Fighting Poverty with Passion
I’m a second term VISTA. This time last year, I was having doubts about whether I wanted to complete my first term. Like many VISTAs, there were times when I wondered if I had made a mistake.
Finances were one reason I almost didn’t finish my first VISTA term. My husband and I don’t have parents we can lean on financially. Relocating ourselves and my mother-in-law 1000 miles, time my husband was without pay, and many unexpected expenses left us worried about money. Having a child counting on us intensified the stress. Friends and extended family did give or loan us some money to relocate, but it didn’t stretch very far.
Thanks to a GoFundMe account, people came through for us with varying sums of money. Just as importantly, we received greatly needed words of encouragement from friends and family who didn’t know we were struggling before. Months later, VISTA reversed its rule forbidding second jobs, my husband switched teaching programs (so we went from paying $400 in tuition out of pocket every month to qualifying for student aid) and I discovered I could save money by switching to Marketplace insurance instead of going through my husband’s job. Our money stress improved greatly.
The emotional impact of my position also made me want to quit. After 15 years in child welfare, I didn’t think working at a Children’s Advocacy Center would affect me much. I was surprised to find myself in tears some days. Before the CAC, I had always worked with families later in their cases and was often spared the most graphic details.
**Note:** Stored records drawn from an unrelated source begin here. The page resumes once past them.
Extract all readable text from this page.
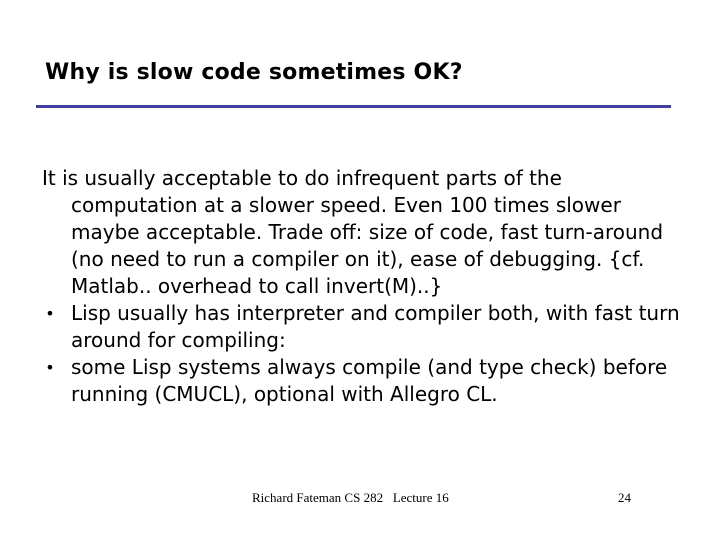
Why is slow code sometimes OK?

It is usually acceptable to do infrequent parts of the computation at a slower speed. Even 100 times slower maybe acceptable. Trade off: size of code, fast turn-around (no need to run a compiler on it), ease of debugging. {cf. Matlab.. overhead to call invert(M)..}

• Lisp usually has interpreter and compiler both, with fast turn around for compiling:

• some Lisp systems always compile (and type check) before running (CMUCL), optional with Allegro CL.

Richard Fateman CS 282   Lecture 16	24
Additionally, I had always been part of rehabilitative services for families, so I knew when safety and counseling were in place and what happened to the accused. These things prevented emotional drain for me. At a CAC, however, a child comes in for a few hours, talks to a forensic interviewer about their worst experiences and leaves. Follow up often happens elsewhere. Even though I didn’t interview the children, just knowing what happened and then not knowing if they were given tools to heal, was difficult. I asked to have my contact with case information limited and that helped some. I also took vicarious trauma training, which gave me more tools for self-care. My position with the CAC and the vicarious trauma training taught me a lot about myself.
The final factor that made me consider quitting was a nagging feeling that I didn’t really “fit in” at the office. I admire all of my former CAC co-workers, but I was different from them in ways. I don’t wear high heels or makeup daily, my budget limited my ability to buy new clothing or have my hair and nails done and I wear glasses instead of contacts. As a result, I felt less polished than them. In the end, the baggage was mine. Not a single co-worker ever treated me differently than anyone else.
Whatever struggles you face as a VISTA, know that many of us feel like giving up at some point, but are later glad that we stuck it out. I realize now that it’s only because I completed my first year, that my student loans are now getting paid, I learned so much about myself, I got to see my impact on my former site and I reached a place where I realized I might enjoy a second term.